Die Durchschnittspreise für Sommerreisen lägen 20 Prozent höher als vor der Corona-Krise. Das liege vor allem daran, dass die Gäste mehr Geld für Zusatzleistungen oder höhere Hotelkategorien ausgäben. Bereinigt um diesen Effekt sei das Preisniveau nahezu unverändert. Ein Umsatztreiber ist die längere Reisedauer - die Urlauber machen im Schnitt jetzt neuneinhalb Tage Urlaub und damit einen Tag mehr als zuvor. Steigende Treibstoffkosten seien durch die höheren Preise schon abgedeckt.

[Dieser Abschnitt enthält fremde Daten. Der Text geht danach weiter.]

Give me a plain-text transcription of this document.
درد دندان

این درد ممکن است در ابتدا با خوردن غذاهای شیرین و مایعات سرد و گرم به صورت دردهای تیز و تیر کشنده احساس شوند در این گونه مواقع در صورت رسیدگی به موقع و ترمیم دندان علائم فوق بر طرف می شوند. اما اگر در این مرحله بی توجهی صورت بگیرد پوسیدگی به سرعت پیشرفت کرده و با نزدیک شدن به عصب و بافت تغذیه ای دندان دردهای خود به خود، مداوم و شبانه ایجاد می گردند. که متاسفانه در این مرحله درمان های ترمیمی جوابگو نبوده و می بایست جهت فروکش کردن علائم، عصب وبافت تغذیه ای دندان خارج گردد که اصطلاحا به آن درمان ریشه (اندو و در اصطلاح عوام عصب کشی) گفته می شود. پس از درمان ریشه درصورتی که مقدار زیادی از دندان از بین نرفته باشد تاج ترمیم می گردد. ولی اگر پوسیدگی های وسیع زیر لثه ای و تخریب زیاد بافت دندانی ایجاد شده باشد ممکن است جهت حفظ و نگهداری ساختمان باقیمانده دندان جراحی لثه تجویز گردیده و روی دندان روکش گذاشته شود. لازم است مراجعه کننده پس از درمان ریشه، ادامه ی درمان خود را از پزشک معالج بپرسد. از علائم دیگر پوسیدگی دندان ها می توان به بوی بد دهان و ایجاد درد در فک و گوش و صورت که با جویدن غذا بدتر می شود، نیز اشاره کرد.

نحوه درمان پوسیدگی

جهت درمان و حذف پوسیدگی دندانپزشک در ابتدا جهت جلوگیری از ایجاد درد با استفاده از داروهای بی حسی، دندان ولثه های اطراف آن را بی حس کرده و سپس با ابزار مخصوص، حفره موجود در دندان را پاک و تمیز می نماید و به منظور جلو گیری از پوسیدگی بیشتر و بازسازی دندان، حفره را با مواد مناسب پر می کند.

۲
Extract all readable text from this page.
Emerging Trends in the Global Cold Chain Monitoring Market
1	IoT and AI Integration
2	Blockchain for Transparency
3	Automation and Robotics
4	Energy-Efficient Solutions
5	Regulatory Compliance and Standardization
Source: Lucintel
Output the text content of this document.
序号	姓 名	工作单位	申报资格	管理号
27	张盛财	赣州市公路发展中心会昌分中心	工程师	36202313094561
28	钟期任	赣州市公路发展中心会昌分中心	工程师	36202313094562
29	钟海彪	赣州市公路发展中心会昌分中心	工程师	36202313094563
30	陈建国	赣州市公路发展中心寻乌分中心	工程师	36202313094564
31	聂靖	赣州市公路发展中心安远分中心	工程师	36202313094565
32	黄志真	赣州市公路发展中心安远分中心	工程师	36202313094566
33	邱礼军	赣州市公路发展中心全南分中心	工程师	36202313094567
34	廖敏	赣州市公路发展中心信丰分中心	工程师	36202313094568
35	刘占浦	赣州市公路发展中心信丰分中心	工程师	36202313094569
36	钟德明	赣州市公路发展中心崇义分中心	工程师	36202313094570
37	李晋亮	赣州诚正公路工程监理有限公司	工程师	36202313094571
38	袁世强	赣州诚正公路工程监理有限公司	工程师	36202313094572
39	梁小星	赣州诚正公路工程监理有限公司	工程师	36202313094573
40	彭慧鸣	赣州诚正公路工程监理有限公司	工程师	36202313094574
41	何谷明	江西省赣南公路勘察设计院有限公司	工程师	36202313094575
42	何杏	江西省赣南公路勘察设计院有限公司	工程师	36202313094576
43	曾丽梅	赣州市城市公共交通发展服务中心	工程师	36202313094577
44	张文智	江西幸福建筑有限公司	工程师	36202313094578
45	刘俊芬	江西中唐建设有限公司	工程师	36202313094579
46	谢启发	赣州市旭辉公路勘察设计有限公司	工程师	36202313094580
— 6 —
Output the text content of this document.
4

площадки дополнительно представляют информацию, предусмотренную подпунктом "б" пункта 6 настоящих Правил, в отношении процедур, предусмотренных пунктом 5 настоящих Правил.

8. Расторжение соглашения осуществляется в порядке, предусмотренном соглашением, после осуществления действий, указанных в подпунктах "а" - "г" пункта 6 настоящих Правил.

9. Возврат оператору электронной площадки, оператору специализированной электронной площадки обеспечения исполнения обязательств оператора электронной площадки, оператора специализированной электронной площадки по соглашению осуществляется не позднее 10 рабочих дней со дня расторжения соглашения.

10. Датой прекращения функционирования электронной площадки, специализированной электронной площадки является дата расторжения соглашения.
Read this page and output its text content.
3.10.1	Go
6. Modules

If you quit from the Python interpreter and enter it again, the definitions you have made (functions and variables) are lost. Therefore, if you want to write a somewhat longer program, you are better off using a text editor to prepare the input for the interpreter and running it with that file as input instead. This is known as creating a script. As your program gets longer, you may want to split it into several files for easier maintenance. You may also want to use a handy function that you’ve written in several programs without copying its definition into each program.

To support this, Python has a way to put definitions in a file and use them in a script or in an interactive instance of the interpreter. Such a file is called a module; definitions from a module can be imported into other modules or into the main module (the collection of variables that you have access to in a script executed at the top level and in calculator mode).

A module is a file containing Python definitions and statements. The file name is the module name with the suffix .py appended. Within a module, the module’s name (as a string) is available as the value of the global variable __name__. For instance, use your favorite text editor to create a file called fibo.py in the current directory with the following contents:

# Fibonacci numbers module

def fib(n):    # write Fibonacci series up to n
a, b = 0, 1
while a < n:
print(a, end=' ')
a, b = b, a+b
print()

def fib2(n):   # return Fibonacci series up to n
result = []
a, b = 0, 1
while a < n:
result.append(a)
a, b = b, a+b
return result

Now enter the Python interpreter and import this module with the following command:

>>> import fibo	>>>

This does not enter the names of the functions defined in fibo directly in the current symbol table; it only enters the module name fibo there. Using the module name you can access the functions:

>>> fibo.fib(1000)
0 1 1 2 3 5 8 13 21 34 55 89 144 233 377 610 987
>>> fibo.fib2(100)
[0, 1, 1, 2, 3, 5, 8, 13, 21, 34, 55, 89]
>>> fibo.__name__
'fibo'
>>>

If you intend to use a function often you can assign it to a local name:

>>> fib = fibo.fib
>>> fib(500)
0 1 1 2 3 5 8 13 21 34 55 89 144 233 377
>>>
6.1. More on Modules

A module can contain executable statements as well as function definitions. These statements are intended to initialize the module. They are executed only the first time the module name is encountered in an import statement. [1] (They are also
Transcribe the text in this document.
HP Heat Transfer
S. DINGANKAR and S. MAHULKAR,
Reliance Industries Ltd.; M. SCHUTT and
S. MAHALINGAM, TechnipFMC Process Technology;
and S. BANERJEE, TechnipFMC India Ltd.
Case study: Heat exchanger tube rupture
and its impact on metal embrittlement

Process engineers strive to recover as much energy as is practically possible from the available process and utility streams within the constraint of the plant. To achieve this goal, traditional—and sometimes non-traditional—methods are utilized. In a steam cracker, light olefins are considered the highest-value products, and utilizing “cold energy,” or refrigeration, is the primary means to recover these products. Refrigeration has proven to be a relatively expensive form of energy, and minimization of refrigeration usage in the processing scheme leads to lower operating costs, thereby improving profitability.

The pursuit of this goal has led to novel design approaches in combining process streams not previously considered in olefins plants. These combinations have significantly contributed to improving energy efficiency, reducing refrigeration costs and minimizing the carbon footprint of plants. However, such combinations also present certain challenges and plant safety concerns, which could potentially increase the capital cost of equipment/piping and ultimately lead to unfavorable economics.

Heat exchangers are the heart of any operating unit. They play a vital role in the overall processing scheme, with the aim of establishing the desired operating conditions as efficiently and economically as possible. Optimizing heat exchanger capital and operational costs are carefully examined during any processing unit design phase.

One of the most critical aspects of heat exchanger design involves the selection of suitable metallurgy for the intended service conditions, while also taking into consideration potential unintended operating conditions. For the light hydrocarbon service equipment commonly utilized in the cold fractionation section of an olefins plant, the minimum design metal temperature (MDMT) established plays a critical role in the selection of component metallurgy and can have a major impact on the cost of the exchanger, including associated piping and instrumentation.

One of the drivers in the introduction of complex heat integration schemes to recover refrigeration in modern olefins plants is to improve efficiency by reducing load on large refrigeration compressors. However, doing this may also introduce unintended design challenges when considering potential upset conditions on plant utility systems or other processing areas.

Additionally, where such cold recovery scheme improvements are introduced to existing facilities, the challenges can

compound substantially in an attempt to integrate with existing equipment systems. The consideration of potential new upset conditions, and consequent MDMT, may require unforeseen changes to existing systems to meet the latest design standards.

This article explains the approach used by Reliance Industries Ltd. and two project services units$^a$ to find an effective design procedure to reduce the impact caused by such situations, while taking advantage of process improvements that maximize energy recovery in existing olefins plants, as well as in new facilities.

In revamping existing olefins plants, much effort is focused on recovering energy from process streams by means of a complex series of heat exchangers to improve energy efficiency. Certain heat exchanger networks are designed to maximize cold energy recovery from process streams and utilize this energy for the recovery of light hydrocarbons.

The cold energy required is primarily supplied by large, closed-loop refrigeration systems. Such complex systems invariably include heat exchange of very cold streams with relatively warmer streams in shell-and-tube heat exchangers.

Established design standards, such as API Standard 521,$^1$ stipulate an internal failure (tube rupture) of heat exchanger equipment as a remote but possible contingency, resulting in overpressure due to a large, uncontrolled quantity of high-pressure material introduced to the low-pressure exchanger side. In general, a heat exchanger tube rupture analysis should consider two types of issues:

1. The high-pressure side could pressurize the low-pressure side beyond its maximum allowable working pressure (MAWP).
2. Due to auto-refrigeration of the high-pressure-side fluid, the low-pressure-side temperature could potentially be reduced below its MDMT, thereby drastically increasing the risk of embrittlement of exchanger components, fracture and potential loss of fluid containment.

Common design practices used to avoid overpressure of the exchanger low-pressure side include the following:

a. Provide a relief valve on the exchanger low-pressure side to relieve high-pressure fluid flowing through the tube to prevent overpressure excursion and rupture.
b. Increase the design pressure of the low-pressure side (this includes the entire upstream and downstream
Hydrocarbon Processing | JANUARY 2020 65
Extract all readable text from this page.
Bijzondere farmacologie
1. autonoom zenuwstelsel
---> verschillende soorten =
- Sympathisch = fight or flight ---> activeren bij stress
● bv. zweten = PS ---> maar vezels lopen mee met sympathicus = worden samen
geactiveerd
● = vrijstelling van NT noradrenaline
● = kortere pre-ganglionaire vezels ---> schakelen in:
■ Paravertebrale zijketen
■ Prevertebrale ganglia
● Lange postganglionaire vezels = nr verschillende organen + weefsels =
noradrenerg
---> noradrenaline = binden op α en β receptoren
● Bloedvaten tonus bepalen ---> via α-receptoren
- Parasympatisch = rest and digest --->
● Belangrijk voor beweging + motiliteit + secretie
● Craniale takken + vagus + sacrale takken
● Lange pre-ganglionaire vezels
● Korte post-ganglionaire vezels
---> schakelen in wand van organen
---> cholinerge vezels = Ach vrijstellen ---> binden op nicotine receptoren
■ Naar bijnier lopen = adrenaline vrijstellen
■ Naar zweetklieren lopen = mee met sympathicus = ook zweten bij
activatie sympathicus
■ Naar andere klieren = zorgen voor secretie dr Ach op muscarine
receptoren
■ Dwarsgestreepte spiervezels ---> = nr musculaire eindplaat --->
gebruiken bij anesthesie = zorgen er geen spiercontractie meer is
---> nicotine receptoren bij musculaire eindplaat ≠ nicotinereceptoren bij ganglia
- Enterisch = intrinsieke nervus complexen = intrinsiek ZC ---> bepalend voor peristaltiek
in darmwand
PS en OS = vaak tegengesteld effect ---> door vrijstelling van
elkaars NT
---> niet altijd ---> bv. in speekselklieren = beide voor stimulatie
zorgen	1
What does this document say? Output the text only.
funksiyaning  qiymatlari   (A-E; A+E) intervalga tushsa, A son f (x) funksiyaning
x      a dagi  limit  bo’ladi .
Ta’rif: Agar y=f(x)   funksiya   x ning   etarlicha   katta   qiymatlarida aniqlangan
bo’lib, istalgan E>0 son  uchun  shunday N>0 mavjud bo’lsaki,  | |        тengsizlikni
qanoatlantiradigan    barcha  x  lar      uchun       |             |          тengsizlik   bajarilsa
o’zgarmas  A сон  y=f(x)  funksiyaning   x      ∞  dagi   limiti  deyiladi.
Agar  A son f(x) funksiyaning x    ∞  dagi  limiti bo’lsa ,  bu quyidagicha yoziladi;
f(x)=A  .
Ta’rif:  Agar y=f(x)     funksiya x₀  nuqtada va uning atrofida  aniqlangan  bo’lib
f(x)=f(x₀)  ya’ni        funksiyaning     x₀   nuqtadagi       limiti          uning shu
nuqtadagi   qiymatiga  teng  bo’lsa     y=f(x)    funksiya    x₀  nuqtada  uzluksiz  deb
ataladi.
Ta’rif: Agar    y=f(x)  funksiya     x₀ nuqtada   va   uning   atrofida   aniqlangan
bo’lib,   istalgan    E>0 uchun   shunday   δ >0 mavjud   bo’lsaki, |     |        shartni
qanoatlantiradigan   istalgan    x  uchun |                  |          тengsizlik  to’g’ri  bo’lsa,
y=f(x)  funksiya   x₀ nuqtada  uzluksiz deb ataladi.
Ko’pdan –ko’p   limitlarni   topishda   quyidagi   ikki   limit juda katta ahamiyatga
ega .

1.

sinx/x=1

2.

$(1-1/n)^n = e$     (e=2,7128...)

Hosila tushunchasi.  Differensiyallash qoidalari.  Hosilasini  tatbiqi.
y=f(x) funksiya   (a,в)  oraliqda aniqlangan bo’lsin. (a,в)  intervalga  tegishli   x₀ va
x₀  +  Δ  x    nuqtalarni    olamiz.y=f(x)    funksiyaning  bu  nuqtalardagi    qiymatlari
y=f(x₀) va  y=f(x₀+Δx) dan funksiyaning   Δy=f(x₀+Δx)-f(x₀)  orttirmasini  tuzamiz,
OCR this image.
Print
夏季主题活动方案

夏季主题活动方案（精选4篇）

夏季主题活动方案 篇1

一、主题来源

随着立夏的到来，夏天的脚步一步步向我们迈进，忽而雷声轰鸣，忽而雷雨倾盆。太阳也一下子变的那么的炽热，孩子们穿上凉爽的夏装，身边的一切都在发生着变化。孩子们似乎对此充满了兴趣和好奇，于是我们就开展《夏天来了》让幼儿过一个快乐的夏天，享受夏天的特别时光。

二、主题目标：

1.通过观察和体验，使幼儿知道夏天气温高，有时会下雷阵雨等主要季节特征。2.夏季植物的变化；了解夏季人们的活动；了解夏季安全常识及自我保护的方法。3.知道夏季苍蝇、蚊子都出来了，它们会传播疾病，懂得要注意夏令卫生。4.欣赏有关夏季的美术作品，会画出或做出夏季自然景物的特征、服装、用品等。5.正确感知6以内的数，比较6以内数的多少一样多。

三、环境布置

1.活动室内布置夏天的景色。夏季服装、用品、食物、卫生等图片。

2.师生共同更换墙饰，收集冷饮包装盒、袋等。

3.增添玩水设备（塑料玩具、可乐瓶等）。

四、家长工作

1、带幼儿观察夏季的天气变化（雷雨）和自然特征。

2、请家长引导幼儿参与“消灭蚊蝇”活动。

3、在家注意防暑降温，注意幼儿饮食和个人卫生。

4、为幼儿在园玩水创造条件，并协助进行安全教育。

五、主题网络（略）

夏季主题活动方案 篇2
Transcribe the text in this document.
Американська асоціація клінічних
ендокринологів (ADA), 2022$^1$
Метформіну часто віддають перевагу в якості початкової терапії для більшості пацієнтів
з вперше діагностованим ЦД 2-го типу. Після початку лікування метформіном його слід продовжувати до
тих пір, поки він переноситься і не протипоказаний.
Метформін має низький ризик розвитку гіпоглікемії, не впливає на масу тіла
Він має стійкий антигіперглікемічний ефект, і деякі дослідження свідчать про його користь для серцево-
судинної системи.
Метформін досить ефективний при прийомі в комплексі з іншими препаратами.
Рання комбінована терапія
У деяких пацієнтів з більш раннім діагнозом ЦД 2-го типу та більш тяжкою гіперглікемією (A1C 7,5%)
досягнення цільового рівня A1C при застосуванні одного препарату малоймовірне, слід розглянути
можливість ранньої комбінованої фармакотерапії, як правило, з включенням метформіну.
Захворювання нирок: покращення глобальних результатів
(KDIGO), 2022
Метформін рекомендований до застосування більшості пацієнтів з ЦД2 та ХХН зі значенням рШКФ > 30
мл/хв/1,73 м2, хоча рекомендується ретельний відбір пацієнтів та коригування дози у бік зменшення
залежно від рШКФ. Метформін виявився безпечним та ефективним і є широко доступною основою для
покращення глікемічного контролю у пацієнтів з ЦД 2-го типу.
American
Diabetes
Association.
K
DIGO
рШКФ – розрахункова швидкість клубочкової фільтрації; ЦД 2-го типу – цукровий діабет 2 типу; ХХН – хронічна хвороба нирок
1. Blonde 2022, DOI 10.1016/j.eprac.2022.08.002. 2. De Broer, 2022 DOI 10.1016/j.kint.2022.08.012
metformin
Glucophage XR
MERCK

Mit den Buchungen füllt sich die Kasse des Touristikkonzerns aus Hannover, sodass die Nettoverschuldung weiter sank: um gut eine Milliarde Euro auf 3,9 Milliarden Euro. Nachdem im April eine erste Kreditlinie über 700 Millionen Euro bei der Staatsbank Kfw aufgelöst wurde, soll die Staatshilfe weiter zügig zurückgeführt werden. Der Staat musste das Unternehmen mit insgesamt 4,3 Milliarden Euro Finanzhilfen in der Pandemie-Krise vor dem Aus bewahren. Aktuell brauche TUI kein Geld vom Steuerzahler und auch nur wenig von den Banken, sagte Joussen.

Dank der Normalisierung fährt der Konzern auch die Beschäftigung wieder hoch. Ende März arbeiteten rund 46.000 Personen, etwa 10.000 mehr als vor einem Jahr, bei TUI. Derzeit seien 1500 zusätzliche Stellen geplant, vor allem zur Digitalisierung.